9 Responses to “Barnaby: Labor Downplays Debt Like It’s Only A Little Melanoma”

  1. Tomorrows Serf November 18, 2011 at 7:06 am #

    There exist very few ways to subdue a state.

    1. Militarily, but hey, how many times has some nutter tried this method over the centuries. Hitler, Genghis Khan, The Romans. It’s messy and it never lasts very long. People don’t like being pushed around.

    2. Politically, as in a coup d’etat, but again, it’s risky for the instigators, and even if they pull it off successfully, sooner or later the people seem to get tired of being dictated to by some unelected bully in a flashy military uniform promisng elections “soon”.

    Which brings us to…

    3. Economically. Ruin a country (or an EU or a USA or Japan) economically by perverting it’s economy and citizenry with too much debt. (better yet, give it a debt based monetary system right from the get-go) Combine this debt with a gradual corruption of the population with too great a reliance on a Welfare State to be fed, clothed and shelterer by the State, eh voila!!

    While the citizens are being brought to their economic knees, continue increasing costs, making outrageous promises, and make sure that all your policies are aimed at reducing national productivity (industrial,agricultural) AND making business/living more costly. (Carbon Taxes, etc).
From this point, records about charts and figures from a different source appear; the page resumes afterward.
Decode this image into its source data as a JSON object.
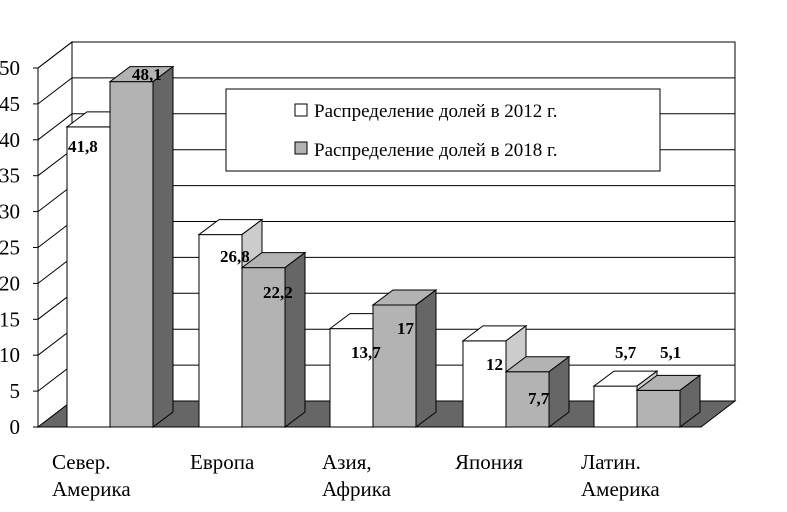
{
  "chart_data": {
    "type": "bar",
    "style": "3d-clustered-column",
    "title": "",
    "xlabel": "",
    "ylabel": "",
    "ylim": [
      0,
      50
    ],
    "yticks": [
      "0",
      "5",
      "10",
      "15",
      "20",
      "25",
      "30",
      "35",
      "40",
      "45",
      "50"
    ],
    "grid": true,
    "legend_position": "top-right",
    "categories": [
      [
        "Север.",
        "Америка"
      ],
      [
        "Европа"
      ],
      [
        "Азия,",
        "Африка"
      ],
      [
        "Япония"
      ],
      [
        "Латин.",
        "Америка"
      ]
    ],
    "series": [
      {
        "name": "Распределение долей в 2012 г.",
        "color": "#ffffff",
        "values": [
          41.8,
          26.8,
          13.7,
          12,
          5.7
        ],
        "labels": [
          "41,8",
          "26,8",
          "13,7",
          "12",
          "5,7"
        ]
      },
      {
        "name": "Распределение долей в 2018 г.",
        "color": "#b3b3b3",
        "values": [
          48.1,
          22.2,
          17,
          7.7,
          5.1
        ],
        "labels": [
          "48,1",
          "22,2",
          "17",
          "7,7",
          "5,1"
        ]
      }
    ]
  }
}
    Set and forget. Once these policies are set in motion, take as many junkets at the taxpayers expense as you can, look imperious as often as possible, receive foreign dignitaries on their way through to set up new military bases, and wait for the inevitable outcome.

    And not 1 in a 1000 of us can see how it’s done.

    Barnaby can! It’s the debt stupid…… It’s always the debt…..

    • Twodogs November 18, 2011 at 9:10 am #

      The only argument in our household is whether it is deliberate or not. The problem I have with deliberacy is, to what end? You ruin the country, then what? What do they do then that they aren’t doing to us already?

      Australians are suckers for gradual change, but no revolutionary change will ever get past. As bad as the Carbon Tax is, they could do far worse. What they get now is control. That appears to be the end, unless someone can argue for a greater desire for them than control.

  2. Oliver K. Manuel November 18, 2011 at 3:43 pm #

    Thanks, Blissful.

    But from where does the World Bank get funds?

    • The Blissful Ignoramus November 18, 2011 at 4:15 pm #

      Like all Central Banks, I would imagine the World Bank too simply “creates” the money out of thin air (a few taps on the keyboard). The vast majority of “money” does not exist .. it is just electronic digits in a computer owned by unimaginably wealthy folks who We-The-Sheeple have foolishly granted the exclusive power to “create” money and loan it to us. At interest.

      Or, as per the IMF, it gets its funding from “the international community”. Meaning, from the Central Banks of contributing countries (esp. the USA).

      And where do those Central Banks get the money? They create it out of thin air.

      • bushbunny November 20, 2011 at 4:19 pm #

        Hi do you remember that the World Bank announced in June that if carbon trading didn’t get sufficient infusion of funds, it would crash (Again?) And that the world temps would go up 3 – 4 C in the near future. They must be worried.

        We’ll all sink together it seems into the quagmire of human delusion, while the bankers of the world get rich and capitalism takes on a new control of the futures of people.

        In someways you can now understand why communism or socialism takes over in places where the division between the rich and others is so great it causes revolution. Really we are just well off serfs. At the moment. Just that we have removed our collars. Now if the banks suddenly call in mortgages, we’d be all on the streets or forced to find new higher interest funds to cover the former ones.

  3. kelly liddle November 20, 2011 at 9:40 pm #

    The J curves of debt around the worlds governments are looking much more scarey than the J curve of climate change which just doesn’t seem to want to kick in yet. Generally people in democracies behave like frogs if you just increase the temperature slowly you can boil them alive so we need politicians like Barnaby to keep telling people this.